Landtag lehnt Absetzung Kellers im Untersuchungsausschuss ab

Der Brandenburger Landtag hat einen Antrag der AfD-Fraktion abgelehnt, den Vorsitzenden des Corona-Untersuchungsausschusses, den SPD-Fraktionschef Daniel Keller, abzusetzen. Der Antrag wurde am Donnerstag mit 51 Nein- und 21 Ja-Stimmen bei einer Enthaltung und einer ungültigen Stimme mit großer Mehrheit verworfen. Zuvor gab es keine Debatte.
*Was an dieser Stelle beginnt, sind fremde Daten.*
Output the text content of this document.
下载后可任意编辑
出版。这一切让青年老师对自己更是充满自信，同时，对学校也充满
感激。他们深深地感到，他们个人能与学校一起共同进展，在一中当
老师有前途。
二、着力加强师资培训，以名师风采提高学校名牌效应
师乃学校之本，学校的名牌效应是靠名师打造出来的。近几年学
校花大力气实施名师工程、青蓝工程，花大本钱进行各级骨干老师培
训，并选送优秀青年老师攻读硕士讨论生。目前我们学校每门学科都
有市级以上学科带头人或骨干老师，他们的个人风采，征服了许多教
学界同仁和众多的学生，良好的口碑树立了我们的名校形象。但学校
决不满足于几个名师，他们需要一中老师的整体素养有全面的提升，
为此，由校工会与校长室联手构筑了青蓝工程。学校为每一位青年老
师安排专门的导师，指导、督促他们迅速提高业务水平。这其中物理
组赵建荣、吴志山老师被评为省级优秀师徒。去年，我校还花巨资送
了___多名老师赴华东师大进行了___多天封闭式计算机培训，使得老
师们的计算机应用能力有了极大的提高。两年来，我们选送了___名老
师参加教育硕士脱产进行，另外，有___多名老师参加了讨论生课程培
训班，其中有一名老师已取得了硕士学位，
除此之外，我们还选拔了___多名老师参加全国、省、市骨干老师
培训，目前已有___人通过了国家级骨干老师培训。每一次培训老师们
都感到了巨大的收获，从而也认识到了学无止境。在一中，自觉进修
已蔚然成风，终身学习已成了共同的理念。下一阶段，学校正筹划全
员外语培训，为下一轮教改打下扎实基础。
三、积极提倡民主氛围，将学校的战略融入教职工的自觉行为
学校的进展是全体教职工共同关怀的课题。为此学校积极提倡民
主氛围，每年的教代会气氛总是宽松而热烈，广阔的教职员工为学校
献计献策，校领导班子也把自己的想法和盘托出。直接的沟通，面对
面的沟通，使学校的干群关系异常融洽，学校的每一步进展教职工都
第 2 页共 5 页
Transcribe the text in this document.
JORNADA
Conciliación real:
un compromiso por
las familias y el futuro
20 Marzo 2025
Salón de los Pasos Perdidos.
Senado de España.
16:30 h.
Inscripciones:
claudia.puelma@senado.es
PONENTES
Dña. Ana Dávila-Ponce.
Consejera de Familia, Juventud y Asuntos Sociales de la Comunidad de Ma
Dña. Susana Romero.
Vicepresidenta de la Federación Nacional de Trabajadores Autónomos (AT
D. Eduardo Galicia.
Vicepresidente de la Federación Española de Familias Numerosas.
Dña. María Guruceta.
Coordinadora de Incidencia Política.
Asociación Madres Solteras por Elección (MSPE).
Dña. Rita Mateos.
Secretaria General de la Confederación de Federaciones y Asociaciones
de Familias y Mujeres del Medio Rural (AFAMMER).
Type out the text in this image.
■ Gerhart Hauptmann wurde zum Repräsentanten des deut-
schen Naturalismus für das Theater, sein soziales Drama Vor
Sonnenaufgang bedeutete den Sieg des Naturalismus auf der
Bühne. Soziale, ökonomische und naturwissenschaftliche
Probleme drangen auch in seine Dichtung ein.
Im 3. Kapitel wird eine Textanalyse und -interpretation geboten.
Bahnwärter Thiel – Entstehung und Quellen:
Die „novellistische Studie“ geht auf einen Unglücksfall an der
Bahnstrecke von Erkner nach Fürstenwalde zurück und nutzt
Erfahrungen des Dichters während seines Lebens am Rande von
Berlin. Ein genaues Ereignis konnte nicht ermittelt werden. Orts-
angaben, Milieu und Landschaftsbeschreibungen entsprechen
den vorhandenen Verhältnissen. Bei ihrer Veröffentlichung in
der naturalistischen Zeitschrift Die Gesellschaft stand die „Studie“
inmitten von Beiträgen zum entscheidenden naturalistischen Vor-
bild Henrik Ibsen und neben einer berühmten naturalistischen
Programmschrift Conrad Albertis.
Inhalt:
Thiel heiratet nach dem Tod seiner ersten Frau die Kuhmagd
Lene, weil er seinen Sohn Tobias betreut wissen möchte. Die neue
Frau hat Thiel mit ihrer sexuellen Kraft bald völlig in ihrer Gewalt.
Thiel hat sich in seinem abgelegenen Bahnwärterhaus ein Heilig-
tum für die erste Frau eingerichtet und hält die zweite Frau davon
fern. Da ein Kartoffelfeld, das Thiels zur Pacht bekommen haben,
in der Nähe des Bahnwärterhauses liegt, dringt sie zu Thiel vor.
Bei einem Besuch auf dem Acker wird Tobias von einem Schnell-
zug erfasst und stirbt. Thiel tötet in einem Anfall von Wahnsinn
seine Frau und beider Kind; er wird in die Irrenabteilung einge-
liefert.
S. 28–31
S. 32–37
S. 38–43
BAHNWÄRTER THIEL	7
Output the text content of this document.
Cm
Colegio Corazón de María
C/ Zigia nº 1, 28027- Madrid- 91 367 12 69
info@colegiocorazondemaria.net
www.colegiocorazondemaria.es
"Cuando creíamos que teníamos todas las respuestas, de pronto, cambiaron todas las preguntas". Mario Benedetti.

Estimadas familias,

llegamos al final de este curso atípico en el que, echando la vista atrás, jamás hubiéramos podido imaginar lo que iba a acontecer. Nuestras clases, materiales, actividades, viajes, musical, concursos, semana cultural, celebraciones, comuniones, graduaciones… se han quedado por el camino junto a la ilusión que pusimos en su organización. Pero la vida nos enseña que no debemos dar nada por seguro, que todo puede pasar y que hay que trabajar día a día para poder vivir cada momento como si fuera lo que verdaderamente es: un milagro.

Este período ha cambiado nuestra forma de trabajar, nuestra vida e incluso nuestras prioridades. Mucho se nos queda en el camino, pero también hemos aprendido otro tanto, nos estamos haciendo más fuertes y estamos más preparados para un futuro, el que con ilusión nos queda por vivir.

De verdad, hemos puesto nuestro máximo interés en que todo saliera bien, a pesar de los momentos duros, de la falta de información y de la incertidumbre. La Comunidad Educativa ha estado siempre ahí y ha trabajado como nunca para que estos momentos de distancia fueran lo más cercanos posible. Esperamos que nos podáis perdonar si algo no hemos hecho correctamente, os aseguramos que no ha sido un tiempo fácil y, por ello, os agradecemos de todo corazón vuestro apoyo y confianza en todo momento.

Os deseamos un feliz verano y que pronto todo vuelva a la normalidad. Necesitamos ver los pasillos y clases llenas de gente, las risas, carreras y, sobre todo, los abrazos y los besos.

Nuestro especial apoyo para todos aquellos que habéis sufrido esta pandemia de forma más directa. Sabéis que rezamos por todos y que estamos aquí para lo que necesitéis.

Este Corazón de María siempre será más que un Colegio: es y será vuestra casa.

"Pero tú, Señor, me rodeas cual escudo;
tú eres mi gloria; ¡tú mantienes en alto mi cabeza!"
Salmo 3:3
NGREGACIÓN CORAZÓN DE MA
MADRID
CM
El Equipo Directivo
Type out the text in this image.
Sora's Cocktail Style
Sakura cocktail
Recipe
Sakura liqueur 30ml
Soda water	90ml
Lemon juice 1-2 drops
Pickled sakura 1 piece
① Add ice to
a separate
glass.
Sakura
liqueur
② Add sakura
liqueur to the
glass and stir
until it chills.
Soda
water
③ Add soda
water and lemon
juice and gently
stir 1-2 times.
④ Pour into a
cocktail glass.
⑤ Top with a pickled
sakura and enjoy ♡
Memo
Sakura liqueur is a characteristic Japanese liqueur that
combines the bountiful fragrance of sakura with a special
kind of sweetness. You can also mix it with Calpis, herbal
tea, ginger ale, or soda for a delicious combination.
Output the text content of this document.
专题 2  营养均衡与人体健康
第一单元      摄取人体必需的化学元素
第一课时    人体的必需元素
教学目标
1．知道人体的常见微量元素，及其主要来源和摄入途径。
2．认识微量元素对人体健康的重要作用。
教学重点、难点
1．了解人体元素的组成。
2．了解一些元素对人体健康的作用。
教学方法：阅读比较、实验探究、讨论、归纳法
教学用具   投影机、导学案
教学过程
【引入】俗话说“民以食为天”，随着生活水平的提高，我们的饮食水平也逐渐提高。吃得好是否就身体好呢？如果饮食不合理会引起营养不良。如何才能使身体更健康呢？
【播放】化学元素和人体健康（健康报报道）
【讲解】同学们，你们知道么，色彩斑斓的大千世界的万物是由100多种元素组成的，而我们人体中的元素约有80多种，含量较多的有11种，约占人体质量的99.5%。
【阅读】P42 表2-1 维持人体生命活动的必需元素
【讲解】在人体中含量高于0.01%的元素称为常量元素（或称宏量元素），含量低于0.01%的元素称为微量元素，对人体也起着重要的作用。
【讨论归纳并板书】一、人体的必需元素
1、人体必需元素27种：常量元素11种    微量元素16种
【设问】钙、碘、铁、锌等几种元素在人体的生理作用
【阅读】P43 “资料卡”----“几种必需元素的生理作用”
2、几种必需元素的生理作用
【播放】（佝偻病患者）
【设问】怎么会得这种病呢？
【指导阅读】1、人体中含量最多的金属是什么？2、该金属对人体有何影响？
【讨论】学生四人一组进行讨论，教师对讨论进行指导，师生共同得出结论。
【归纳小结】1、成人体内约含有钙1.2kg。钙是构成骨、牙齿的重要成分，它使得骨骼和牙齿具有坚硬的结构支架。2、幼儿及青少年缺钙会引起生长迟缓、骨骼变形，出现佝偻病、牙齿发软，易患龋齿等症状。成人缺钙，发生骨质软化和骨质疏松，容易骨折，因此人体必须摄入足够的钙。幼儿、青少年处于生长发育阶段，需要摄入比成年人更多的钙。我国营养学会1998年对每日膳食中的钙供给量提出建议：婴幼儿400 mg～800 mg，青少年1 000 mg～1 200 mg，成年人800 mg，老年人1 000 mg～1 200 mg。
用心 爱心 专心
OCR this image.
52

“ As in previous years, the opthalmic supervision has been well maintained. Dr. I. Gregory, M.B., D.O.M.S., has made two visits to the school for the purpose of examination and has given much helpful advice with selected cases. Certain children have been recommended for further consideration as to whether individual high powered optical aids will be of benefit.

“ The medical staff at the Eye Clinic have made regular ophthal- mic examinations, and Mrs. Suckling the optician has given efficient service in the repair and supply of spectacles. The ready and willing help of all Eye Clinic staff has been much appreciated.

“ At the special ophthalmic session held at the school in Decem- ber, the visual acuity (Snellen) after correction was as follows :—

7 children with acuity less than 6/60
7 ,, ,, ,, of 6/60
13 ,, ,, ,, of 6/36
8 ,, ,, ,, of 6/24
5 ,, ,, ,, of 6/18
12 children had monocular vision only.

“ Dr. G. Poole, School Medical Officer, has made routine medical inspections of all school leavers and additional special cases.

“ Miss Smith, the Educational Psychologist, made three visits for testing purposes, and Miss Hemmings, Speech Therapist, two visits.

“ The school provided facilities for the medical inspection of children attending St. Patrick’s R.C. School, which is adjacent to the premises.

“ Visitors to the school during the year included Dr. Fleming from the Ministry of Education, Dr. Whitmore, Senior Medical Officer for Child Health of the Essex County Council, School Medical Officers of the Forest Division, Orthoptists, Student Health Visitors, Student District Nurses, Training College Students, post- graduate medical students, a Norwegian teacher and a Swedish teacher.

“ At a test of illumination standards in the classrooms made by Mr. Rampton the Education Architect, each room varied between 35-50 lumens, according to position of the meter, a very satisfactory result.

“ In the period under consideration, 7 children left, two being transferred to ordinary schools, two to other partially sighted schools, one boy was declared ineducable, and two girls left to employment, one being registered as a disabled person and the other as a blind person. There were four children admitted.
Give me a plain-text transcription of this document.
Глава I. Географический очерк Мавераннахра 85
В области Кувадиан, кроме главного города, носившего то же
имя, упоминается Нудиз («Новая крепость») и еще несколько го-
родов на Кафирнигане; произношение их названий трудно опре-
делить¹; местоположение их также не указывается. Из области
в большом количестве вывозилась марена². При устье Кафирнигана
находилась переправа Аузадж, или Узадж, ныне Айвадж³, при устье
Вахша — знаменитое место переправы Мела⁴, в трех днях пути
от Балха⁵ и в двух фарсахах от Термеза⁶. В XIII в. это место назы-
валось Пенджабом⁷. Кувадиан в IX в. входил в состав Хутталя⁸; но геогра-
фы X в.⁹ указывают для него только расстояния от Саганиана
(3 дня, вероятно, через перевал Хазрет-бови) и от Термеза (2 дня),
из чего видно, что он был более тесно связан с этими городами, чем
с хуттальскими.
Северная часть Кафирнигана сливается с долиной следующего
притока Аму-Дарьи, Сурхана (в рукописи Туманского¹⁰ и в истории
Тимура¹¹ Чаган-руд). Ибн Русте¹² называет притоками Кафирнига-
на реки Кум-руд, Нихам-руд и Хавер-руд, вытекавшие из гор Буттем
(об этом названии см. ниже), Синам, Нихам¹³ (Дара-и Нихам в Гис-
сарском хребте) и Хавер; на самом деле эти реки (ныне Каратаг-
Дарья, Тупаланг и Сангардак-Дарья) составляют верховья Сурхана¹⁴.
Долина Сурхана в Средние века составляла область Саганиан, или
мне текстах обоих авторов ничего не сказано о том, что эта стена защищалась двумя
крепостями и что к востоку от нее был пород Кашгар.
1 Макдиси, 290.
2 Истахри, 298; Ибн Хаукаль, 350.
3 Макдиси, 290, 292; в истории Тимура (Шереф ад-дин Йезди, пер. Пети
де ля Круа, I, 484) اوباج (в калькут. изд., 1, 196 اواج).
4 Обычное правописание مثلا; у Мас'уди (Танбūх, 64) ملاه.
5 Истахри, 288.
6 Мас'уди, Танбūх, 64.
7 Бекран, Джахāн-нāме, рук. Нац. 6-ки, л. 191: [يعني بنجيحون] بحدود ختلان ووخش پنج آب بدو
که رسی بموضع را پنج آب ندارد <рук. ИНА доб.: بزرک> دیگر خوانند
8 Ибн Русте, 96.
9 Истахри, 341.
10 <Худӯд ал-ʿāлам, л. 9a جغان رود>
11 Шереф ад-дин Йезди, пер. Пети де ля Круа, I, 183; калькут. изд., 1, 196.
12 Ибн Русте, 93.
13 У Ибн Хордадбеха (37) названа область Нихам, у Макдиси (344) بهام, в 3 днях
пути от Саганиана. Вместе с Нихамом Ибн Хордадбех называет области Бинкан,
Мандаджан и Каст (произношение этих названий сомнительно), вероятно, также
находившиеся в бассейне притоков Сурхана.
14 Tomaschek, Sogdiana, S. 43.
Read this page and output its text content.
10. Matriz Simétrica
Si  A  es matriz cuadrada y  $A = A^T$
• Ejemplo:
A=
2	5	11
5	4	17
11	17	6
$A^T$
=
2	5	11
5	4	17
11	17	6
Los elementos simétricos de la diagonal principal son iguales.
Die AfD-Fraktion hatte Keller vorgeworfen, als Vorsitzender parteiisch und ungerecht zu handeln, etwa wenn er Fragen und Beweisanträge der AfD nicht zulasse. Der SPD-Landtagsabgeordnete Björn Lüttmann hatte die Vorwürfe am Mittwoch als haltlos zurückgewiesen.

Der Landtag kann den Vorsitzenden eines Untersuchungsausschusses abwählen. Dafür müssen einem Antrag auf Abwahl allerdings zwei Drittel der anwesenden Mitglieder des Landtages zustimmen. Dazu wären bei der geheimen Abstimmung, an der sich 74 der 88 Abgeordneten beteiligt hatten, mindestens 50 Ja-Stimmen notwendig gewesen. Die AfD-Fraktion hat 23 Abgeordnete.
Mit dem Untersuchungsausschuss will die AfD-Fraktion hinterfragen, ob die Eingriffe infolge der Krisenpolitik der rot-schwarz-grünen Landesregierung verhältnismäßig waren und dazu beitrugen, die Verbreitung des Coronavirus einzuschränken. Sie hält die Maßnahmen für unverhältnismäßig. Es geht nur um die Pandemie-Zeit bis September 2020. Die AfD im Landtag hatte sich bereits mit einer Klage an das Landesverfassungsgericht gewandt (Az.: VfGBbg 67/21). Sie kritisiert, dass mehrere ihrer Anträge abgelehnt wurden - zum Beispiel eine Zeugenbefragung von Kanzlerin Angela Merkel (CDU).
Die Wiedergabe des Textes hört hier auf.